Pengertian diatas menyatakan bahwa setiap individu memberi arti pada suatu obyek
(stimulus) yang dihadapi. Namun, setiap individu berbeda dan kadang menyimpang dalam
melihat suatu obyek yang sama. Perbedaan dan penyimpangan persepsi terhadap sesuatu
objek muncul sebagai akibat dari banyaknya stimulasi/informasi yang masuk pada pancaindra
(kesadaran) seseorang, yang sumber informasinya berasal dari suatu objek, peristiwa, atau
seseorang.

Faktor-Faktor yang Mempengaruhi Persepsi


Apa yang diperhatikan seseorang dapat berbeda dengan apa yang diperhatikan orang lain.
Perbedaan ini dipengaruhi oleh faktor-faktor yang berada dalam diri orang yang
mempersepsi, faktor yang berada dalam obyek yang sedang dipersepsi, dan faktor situasi.
Menurut Stephen P.Robbin, faktor yang berada dalam diri yang mempersepsi (perceiver)
berupa attitude, motive, interest, experience, dan expectation. Kemudian, faktor yang berada
dalam objek yang dipersepsi (target) berupa novelty, motion, sounds, size, backround,dan
proximit. Dan faktor yang berada dalam situasi berupa bentuk, work setting, dan social
setting .
a. Faktor yang Berada dalam Situasi
Suatu objek yang dipersepsi senantiasa berada dalam satu situasi waktu dan lingkungan
(social, kerja, atau lainnya). Situasi tersebut dapat mempengaruhi persepsi pada objek,
peristiwa, atau orang.
Kemudian, work setting yang berupa ruang/lingkungan kerja juga turut berpengaruh. Work
setting dipabrik berbeda dengan work setting di kantor manajer. Ruang kantor menjadi
stimulus yang dengan berbagai peralatannya dan orang-orang yang berada dalam kantor
tersebutberpakaian rapi dapat mempersepsi bahwa pekerjaan dkantor tersebut bergaji besar
dan menyenangkan.

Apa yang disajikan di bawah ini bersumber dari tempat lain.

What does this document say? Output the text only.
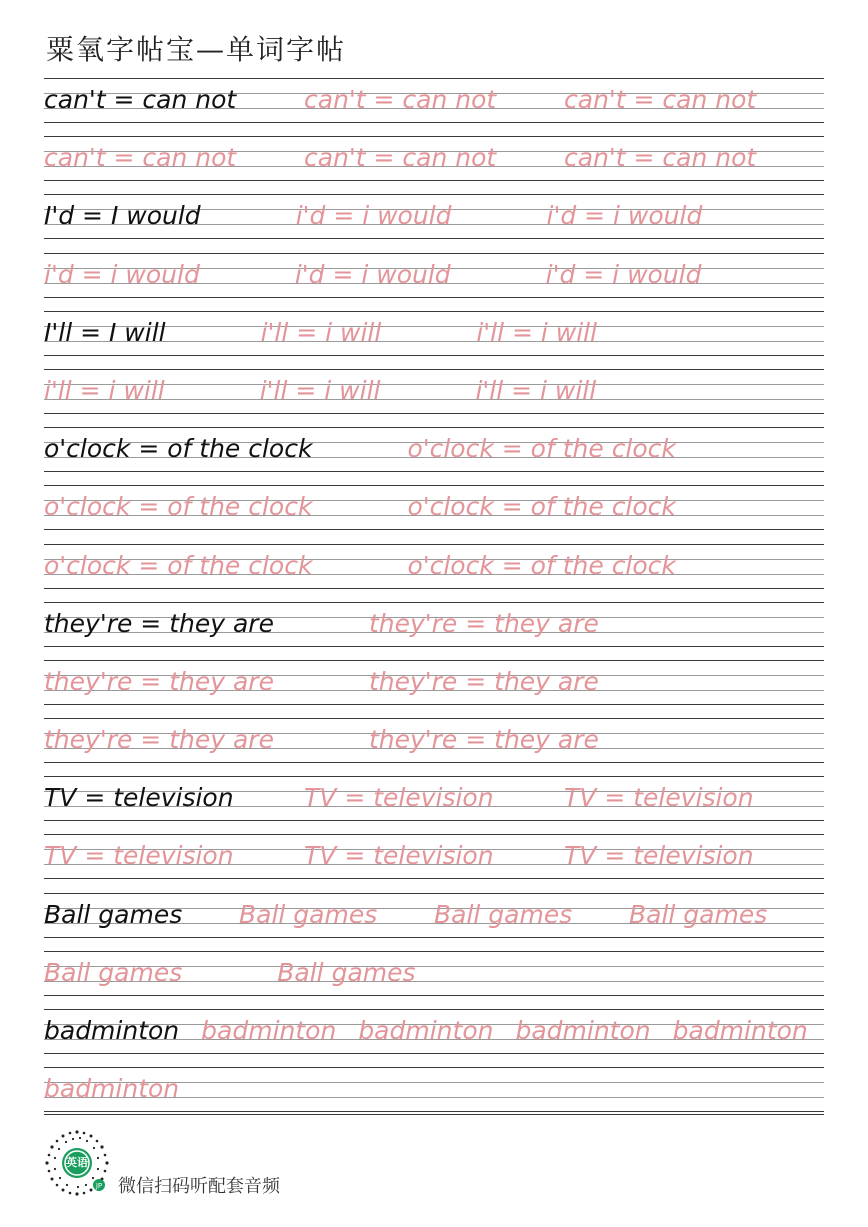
粟氧字帖宝—单词字帖
can't = can not	can't = can not	can't = can not
can't = can not	can't = can not	can't = can not
I'd = I would	i'd = i would	i'd = i would
i'd = i would	i'd = i would	i'd = i would
I'll = I will	i'll = i will	i'll = i will
i'll = i will	i'll = i will	i'll = i will
o'clock = of the clock	o'clock = of the clock
o'clock = of the clock	o'clock = of the clock
o'clock = of the clock	o'clock = of the clock
they're = they are	they're = they are
they're = they are	they're = they are
they're = they are	they're = they are
TV = television	TV = television	TV = television
TV = television	TV = television	TV = television
Ball games Ball games Ball games Ball games
Ball games	Ball games
badminton badminton badminton badminton badminton
badminton
JP
英语
微信扫码听配套音频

Padahal, kenyataannya bias sebaluknya.
Sedangkan, social setting mengacu kepada suatu peristiwa, misalnya ditempat beribadah,
dalam acara wisuda, dalam acara pesta, atau dalam suatu rapat tertentu. Seorang yang berada
ditempat ibadah dapat dipersepsi sebagai orang-orang baik.

b. Faktor Orang yang Mempersepsi (Perceiver)

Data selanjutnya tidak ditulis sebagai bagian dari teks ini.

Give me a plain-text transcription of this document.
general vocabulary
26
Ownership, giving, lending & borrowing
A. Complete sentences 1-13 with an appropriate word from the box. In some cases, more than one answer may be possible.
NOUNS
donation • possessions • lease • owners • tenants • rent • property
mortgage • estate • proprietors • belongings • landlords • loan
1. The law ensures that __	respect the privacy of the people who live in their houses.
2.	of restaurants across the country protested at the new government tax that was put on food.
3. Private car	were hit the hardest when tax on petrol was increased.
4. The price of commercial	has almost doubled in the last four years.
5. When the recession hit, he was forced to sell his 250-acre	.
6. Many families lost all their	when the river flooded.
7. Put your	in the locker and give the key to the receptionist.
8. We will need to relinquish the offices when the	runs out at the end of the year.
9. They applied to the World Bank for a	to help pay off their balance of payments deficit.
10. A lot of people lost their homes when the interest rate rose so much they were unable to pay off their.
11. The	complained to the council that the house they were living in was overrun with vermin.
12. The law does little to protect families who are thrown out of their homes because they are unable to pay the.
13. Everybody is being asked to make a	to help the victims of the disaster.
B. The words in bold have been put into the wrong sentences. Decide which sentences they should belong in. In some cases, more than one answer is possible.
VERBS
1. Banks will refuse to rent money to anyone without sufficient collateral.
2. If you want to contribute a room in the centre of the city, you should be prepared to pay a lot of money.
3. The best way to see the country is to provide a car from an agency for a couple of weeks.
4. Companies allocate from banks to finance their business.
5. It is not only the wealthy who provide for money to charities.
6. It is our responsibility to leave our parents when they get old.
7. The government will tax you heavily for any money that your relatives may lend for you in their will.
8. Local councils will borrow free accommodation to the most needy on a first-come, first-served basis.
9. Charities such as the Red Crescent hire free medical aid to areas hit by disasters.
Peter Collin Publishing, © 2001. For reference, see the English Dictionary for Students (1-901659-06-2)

Faktor yang berada dalam diri yang mempersepsi (Perceiver) meliputi sikap, motif, interest,
experience, dan expectation. Sikap berarti pernyataan evaluatif. Sikap dapat dipengaruhi oleh
nilai yang dianut seseorang-berupa sikap positif atau negatif, dan senang atau tidak senang-
terhadap suatu objek yang dapat mempengaruhi persepsi.
Motif sebagai suatu keinginan atau kebutuhan seseorang pun dapat memperngaruhi persepsi.
Misalnya, seseorang yang memiliki kekuasaan yang tinggi mempersepsi jabatan
kepemimpinann yang dia emban untuk memaksa bawahan berperilaku seperti apa yang dia
inginkan. Lain halnya, dengan orang yang mempunyai motif aktualisasi yang tinggi , ia
menganggap jabatan tersebut sebagai tugas untuk meningkatkan produksi.
Interest sebagai sesuatu yang sangat diperhatikan seseorang dapat diperngaruhi oleh
pengalaman atau latar belakang orang tersebut . Seseorang akan mempersepsi sesuatu yang
berbeda dengan orang, tergantung pada interest yang dimiliki orang tersebut.
Experience atau pengalaman dapat mempengaruhi salah satu segi dari suatu objek atau
peristiwa yang sangat diperhatikan oleh seseorang. Mialnya, seseorang yang sering ditipu
atau dibohongi orang lain akan mempersepsi maksud baik orang lain sebagai suatu penipuan.
Padahal, kenyataanya tidak demikian. Dan selanjutnya ialah expectation atau harapan-
harapan seseorang terhadap sesuatu akan dapat mempengaruhi persepsi.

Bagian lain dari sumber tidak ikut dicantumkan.